Piepers Über den Begriff der Sünde hier bestellen.
– – –
Schönes
Anke Klaaßen / Daniela Drescher: Das Nebelmännle vom Bodensee. Verlag Urachhaus, Stuttgart 2019, 35 S., 18,50€.
Warst du schon mal am Bodensee? Und alles hing voller grauer Schwaden? Das war das Nebelmännle. Anke Klaaßen hat zu den Deutschen Volksmärchen aus Schwaben und Ludwig Uhlands Schwäbischer Sagenkunde gegriffen und nacherzählt, wie der Ritter vom Bodman eines Tages beschließt, den Nebel aus seinen Weinbergen zu vertreiben mithilfe einer Nebelglocke. Doch diese Glocke schlägt das Nebelmännle in die Flucht, zu arg dröhnt sie ihm um Kopf und empfindliche Ohren.
Fort sind Kühle und Nässe, der Ritter frohlockt. Doch nicht lange dauert es, bis sich Schwermut auf ihn legt, die er durch Reisen in weite Fernen loswerden will – irgendwo in der Wüste dann, verzweifelt, nach sieben rastlosen Jahren, trifft er: das Nebelmännle, das hierhin geflohen war. Er muß ihm versprechen, die Glocke auf den Grund des Bodensees zu versenken, und dann rasch nach Haus auf seine Burg zu eilen, denn eben ist seine Frau im Begriff, einen anderen zum Manne zu nehmen.
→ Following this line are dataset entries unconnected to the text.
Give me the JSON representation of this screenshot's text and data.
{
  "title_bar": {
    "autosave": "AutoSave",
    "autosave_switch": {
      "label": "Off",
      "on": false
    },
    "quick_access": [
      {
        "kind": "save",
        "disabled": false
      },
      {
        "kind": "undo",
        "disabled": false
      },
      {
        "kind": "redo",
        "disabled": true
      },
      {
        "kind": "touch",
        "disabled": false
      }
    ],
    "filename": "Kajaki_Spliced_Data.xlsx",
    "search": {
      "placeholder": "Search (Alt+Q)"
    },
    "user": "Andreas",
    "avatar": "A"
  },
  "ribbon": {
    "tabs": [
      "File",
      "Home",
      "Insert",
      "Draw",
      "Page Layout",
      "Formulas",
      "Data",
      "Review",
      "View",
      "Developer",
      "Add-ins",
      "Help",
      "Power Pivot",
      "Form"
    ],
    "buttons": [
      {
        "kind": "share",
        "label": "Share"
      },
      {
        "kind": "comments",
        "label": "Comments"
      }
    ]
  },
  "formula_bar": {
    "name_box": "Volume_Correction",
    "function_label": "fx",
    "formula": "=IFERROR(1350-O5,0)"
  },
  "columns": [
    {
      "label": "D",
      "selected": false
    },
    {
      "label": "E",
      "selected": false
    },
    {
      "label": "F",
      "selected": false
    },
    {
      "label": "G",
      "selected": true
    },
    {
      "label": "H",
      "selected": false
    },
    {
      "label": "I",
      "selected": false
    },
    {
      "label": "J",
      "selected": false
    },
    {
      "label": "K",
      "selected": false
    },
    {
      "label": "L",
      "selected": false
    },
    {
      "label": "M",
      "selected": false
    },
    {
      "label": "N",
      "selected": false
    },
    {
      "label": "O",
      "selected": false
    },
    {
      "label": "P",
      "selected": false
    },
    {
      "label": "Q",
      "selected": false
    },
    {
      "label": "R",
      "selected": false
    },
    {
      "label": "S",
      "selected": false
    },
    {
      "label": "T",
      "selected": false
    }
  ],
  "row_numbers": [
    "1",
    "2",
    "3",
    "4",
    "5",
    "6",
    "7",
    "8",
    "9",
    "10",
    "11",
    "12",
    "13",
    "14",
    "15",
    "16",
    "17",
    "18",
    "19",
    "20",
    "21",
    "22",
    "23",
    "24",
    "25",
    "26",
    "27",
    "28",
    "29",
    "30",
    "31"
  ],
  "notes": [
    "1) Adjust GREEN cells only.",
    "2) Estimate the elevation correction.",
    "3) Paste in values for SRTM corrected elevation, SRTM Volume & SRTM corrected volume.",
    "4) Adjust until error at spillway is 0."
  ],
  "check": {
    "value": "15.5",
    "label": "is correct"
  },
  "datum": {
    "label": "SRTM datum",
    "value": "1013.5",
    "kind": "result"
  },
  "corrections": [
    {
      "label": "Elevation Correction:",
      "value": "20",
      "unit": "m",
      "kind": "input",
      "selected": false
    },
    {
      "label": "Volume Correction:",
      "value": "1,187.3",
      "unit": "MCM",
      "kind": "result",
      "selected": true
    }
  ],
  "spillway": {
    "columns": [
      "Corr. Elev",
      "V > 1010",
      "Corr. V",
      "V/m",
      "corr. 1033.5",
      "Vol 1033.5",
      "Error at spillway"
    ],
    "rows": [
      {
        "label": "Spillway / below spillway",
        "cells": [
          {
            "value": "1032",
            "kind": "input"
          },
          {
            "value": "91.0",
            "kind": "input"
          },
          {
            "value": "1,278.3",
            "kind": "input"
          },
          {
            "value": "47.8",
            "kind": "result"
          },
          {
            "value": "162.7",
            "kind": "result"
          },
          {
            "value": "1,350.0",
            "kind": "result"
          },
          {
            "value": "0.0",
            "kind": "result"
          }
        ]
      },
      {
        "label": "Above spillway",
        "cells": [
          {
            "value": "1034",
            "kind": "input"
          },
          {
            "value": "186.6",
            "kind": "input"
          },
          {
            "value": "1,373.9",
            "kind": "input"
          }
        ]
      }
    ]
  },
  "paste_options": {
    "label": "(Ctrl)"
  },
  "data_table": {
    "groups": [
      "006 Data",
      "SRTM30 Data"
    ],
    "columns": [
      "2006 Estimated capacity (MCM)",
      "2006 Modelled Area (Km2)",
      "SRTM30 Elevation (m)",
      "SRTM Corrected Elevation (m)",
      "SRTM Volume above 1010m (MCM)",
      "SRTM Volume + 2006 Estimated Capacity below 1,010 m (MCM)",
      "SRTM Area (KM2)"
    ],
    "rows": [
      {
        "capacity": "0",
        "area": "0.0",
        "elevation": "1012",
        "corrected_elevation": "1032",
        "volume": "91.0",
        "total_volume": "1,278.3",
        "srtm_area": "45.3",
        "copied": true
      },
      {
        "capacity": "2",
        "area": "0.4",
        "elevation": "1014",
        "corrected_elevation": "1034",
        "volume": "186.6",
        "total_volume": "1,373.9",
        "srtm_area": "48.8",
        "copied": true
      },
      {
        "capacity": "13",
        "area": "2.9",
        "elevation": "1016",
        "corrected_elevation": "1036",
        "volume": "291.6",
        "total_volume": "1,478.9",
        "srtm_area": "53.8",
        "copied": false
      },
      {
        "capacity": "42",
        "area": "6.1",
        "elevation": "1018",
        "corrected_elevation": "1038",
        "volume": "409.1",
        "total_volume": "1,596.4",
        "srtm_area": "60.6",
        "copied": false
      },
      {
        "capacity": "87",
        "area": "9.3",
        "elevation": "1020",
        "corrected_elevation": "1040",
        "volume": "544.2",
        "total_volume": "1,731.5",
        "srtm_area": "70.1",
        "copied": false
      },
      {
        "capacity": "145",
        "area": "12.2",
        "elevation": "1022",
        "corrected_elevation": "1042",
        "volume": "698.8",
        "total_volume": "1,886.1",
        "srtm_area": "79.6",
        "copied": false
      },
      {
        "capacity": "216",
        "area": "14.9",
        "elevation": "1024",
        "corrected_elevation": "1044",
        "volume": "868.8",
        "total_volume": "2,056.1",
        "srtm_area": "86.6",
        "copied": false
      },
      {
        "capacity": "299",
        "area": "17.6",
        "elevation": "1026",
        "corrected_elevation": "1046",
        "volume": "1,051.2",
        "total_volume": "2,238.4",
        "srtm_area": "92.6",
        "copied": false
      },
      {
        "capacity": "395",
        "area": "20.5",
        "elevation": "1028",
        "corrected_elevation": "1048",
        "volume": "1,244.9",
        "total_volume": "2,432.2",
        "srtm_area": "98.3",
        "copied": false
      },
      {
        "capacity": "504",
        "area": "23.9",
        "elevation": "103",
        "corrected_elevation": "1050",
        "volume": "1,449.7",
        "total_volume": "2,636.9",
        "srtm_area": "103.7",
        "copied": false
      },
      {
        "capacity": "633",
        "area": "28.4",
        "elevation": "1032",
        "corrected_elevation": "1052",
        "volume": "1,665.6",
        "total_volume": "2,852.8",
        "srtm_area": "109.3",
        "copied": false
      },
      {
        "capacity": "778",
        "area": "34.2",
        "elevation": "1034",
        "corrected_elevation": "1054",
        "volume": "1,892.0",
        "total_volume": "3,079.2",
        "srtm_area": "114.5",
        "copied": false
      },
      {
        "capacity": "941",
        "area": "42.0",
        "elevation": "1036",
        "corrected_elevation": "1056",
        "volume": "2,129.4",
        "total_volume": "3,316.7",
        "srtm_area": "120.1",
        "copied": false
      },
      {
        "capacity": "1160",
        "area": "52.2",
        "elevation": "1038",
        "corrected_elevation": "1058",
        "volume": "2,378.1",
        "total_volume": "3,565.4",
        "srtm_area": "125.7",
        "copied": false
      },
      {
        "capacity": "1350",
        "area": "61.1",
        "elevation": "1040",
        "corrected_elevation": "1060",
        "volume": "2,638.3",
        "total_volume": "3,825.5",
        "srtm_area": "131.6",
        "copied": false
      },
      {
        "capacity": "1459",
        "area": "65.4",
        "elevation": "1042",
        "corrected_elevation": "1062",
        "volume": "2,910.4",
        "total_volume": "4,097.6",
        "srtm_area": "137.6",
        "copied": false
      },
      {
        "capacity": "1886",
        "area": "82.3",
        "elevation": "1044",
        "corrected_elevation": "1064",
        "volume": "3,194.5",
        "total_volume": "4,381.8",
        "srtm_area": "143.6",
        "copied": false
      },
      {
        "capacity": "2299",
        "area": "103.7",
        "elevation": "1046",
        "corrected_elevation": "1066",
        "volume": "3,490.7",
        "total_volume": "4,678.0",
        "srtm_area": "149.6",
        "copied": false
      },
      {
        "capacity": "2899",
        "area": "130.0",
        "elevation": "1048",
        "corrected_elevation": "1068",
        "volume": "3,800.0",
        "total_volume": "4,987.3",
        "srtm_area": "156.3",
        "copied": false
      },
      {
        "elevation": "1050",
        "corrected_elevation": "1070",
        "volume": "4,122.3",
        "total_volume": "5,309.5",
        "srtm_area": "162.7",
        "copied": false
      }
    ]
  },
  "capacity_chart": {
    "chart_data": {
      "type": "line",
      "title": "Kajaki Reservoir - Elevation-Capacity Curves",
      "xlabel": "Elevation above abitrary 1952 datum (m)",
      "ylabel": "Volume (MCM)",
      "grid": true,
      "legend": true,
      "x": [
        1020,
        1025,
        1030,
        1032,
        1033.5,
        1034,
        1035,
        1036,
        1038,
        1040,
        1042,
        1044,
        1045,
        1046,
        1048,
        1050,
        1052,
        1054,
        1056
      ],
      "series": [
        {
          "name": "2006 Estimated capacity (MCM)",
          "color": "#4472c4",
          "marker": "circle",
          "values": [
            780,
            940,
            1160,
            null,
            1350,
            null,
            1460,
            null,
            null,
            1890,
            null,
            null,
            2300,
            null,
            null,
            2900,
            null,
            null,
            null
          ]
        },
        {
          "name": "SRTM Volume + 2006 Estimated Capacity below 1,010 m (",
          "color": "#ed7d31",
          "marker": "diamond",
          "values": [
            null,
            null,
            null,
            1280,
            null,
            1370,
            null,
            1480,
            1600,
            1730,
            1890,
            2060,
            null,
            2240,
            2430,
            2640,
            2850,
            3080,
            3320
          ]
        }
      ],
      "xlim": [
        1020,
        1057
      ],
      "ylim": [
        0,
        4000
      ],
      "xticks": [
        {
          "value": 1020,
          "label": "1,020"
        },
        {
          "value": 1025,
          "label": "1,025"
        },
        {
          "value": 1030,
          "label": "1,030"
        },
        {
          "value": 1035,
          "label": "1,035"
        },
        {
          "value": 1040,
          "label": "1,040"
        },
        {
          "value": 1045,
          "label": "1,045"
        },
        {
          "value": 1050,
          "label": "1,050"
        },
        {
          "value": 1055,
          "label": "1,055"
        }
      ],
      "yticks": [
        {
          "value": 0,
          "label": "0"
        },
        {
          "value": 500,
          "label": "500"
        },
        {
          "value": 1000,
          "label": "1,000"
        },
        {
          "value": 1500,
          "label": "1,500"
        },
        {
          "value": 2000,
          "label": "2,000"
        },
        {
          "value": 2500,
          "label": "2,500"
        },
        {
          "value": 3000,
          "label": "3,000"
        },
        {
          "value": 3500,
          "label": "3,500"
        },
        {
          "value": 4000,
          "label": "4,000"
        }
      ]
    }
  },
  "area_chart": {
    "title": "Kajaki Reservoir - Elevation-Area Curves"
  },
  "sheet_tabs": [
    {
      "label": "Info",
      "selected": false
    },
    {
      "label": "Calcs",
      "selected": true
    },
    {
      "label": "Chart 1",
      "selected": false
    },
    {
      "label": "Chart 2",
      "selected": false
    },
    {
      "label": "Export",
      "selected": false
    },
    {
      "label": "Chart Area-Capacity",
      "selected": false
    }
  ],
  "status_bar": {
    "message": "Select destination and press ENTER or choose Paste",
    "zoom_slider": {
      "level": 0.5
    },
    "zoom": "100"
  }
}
Gerade noch geht alles gut, er hat seine Heimat wieder. „Und der Ritter, der sonst immer nur nach seinen Reben gesehen hatte, blickte auf den See, und zum ersten Mal hatte er ein Auge für die Schönheit des Nebels“.
Die Bilder von Daniela Drescher sind wahrlich zauberhaft, versponnen und naturgetreu zugleich. Sprachlich hat dieses Bilderbuch Adjektivschätze zu bieten: „seit schlangenlangen Zeiten“ oder „krallwütige Tiger, großmäulige Krokodile und giftbezahnte Schlangen“, und bald waren die Diener des Wüstenflüchtlings „so staubig, dass nur noch das Weiße ihrer Augen aus dem Sandmeer aufblitzte“.
Für Erwachsene ist das wohl mitunter zu viel Schnörkelei, ein, zwei schmucke Beiwörter weniger wären mehr, aber Vier- bis Siebenjährige merken sich genau diese. Klaaßen läßt den Ritter „genervt“ vom Nebel sein, da er oft „zu spät zu seinen Geschäftsterminen“ kam, das lag nämlich daran, daß ein paar Sätze später „Wassernymphen und Wellenkugler, Moosfeen und Baumtrolle“ ihr großes Nebelfest feierten. So muß man Volksmärchen nacherzählen! Und wenn dann auch noch solche Bilder hinzukommen, taugt Das Nebelmännlein vom Bodensee als feines Weihnachtsgeschenk, nicht nur für Enkel, Neffen und Nichten, die dort leben.
Klaaßen/Dreschers Nebelmännle hier bestellen.
Franz Bettinger
@Caroline Sommerfeld: schreibt: „Der gesunde Menschen-Verstand speist sich aus der Kindheit. Psychologen nennen das bias: die Absolut-Setzung der eigenen Erfahrungen.“
Streng genommen bedeutet bias nur das Vorurteil oder die Voreingenommenheit. Man weiß normalerweise, dass man Vorurteile stets neu auf ihre Richtigkeit überprüfen muss. Nebenbei: Viele Vorurteil bewähren sich. Ohne sie könnte man gar nicht leben, nicht einen Tag lang.